The radio is rocking with Paquito D'Rivera as I finish off these photos and begin to think of how I shall list the necklace and bracelet set. I like them so much, somebody should snatch them up before I decide to keep them!
You see a combination of modern, commercial chain, dead stock (the red beaded brass chain) and bits of a well worn black rosary with connector medal. It's chucho again: old and new, all mixed up with ethnic sources, found objects, precious and profane materials.
abstruse words are useless.
Abstruse, that's recondite.
On to a bracelet combo that I have held onto for awhile. A wide fold formed copper cuff that has been left work hardened so it has a bit of spring to it, and the thin recycled thrift bangle that has been transformed with a small collection. On steel jump rings are a tourist's souvenir faience scarab, a bright chunk of sponge coral topped with a fossilized sea skate gill plate and next to that a piece of crinoid stem (the local folk call them "corkscrew critters" where I found this one near Athens, Georgia). I love the natural finish of the copper left from the last annealing, and everything has been generously waxed with Renaissance Wax to preserve the finish and create a soft luster.
Photoscape, which is downloadable free and easy to understand. I have the other photo program but it isn't so user friendly, and I just gave up on it. A few sessions with Photoscape, though, and you will have photos that will present your work well.

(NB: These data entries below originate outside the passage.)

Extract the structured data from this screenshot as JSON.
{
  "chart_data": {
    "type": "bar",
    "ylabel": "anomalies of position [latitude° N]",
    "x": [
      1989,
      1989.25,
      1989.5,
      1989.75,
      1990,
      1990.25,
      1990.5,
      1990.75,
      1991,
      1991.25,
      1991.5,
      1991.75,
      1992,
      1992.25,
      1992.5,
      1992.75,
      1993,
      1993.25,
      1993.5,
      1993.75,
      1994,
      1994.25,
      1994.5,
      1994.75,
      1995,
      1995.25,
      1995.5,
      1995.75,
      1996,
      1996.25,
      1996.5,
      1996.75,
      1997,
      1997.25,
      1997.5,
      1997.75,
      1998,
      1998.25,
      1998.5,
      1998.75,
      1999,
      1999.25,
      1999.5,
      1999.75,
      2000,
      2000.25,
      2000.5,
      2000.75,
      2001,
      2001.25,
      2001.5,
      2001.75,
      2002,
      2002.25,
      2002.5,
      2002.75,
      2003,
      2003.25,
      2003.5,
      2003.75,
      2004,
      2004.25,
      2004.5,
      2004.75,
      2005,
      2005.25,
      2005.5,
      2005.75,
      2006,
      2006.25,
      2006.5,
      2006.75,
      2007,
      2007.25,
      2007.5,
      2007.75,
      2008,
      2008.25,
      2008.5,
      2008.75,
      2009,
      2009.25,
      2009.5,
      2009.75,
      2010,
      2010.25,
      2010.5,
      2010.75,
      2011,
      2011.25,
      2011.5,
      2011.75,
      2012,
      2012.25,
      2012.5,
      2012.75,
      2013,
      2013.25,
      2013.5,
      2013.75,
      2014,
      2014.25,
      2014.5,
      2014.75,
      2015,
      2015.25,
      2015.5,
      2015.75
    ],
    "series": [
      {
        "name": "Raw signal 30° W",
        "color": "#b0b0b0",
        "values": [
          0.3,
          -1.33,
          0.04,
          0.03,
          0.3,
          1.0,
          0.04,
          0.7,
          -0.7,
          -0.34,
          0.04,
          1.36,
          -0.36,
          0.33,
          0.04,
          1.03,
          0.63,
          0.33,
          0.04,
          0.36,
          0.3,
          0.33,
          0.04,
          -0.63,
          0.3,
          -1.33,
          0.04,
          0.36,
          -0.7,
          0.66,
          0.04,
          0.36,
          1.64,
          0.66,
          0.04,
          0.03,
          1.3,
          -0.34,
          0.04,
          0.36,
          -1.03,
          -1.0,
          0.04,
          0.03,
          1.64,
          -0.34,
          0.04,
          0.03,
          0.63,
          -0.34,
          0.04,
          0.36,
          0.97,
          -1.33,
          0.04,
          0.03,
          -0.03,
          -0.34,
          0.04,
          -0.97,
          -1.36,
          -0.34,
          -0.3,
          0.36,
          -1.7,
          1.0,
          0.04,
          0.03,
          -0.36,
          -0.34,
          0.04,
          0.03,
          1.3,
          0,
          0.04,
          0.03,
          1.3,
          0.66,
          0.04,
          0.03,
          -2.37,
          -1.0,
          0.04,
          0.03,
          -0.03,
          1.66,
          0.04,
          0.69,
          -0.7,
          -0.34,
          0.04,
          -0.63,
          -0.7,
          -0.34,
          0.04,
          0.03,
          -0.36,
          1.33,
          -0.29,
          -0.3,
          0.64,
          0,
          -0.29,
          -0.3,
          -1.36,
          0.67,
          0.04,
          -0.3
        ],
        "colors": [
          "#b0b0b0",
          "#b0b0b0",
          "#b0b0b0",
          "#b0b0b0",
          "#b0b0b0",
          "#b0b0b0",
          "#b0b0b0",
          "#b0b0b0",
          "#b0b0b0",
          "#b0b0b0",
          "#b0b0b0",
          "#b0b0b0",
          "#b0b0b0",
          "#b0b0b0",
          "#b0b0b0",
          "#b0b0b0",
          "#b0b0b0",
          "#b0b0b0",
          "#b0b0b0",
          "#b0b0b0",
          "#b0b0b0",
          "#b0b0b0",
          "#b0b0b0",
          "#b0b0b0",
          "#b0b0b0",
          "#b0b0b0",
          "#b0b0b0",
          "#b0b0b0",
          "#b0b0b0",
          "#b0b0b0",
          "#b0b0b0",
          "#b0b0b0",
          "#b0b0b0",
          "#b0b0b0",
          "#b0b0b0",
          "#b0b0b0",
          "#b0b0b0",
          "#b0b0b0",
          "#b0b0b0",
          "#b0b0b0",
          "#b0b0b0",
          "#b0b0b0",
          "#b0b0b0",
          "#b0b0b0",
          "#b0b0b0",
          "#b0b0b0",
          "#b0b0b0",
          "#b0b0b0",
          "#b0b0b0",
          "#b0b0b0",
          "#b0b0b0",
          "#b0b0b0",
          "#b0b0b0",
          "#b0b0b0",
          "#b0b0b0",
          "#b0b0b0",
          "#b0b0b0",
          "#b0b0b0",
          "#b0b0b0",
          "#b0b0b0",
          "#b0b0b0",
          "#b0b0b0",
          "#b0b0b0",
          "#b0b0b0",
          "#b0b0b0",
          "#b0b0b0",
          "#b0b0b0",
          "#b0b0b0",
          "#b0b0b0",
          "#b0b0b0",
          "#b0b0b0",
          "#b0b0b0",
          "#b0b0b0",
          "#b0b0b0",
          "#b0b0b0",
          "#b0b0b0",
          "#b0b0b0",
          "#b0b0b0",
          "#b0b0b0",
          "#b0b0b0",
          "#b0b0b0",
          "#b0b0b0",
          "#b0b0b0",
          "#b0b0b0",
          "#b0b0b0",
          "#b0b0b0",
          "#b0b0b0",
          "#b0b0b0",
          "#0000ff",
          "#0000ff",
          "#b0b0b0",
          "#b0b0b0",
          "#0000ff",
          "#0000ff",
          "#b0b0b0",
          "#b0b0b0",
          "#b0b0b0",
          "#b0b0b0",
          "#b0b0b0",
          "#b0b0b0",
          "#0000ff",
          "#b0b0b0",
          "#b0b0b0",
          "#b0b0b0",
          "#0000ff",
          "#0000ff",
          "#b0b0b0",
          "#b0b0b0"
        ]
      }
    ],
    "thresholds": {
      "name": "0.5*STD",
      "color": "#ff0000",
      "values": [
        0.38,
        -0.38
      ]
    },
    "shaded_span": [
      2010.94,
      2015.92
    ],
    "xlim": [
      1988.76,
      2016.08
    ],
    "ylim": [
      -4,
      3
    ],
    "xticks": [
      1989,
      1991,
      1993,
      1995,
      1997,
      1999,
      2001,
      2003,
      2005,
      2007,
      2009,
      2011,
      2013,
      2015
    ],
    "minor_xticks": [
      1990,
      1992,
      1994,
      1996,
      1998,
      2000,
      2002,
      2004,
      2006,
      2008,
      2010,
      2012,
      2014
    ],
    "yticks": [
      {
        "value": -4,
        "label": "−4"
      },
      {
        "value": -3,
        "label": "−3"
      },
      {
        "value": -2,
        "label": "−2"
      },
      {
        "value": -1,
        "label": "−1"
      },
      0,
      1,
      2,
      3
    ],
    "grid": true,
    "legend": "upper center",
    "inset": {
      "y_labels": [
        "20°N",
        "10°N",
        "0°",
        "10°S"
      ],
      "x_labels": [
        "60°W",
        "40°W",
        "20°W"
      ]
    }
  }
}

It's all about compensating for lighting, which is hard to get right in a home studio.
Lighting is what shows off those textural details that make your work interesting, like the hammer marks here.
See the little scalloped piece of paper in the back? It isn't so intrusive, is it? I think it actually adds something to the composition.
And this is one fat, special, chucho copper cuff.
All to be listed soon in my Etsy shop.
Back to the bench. I'm on a roll with this chucho idea.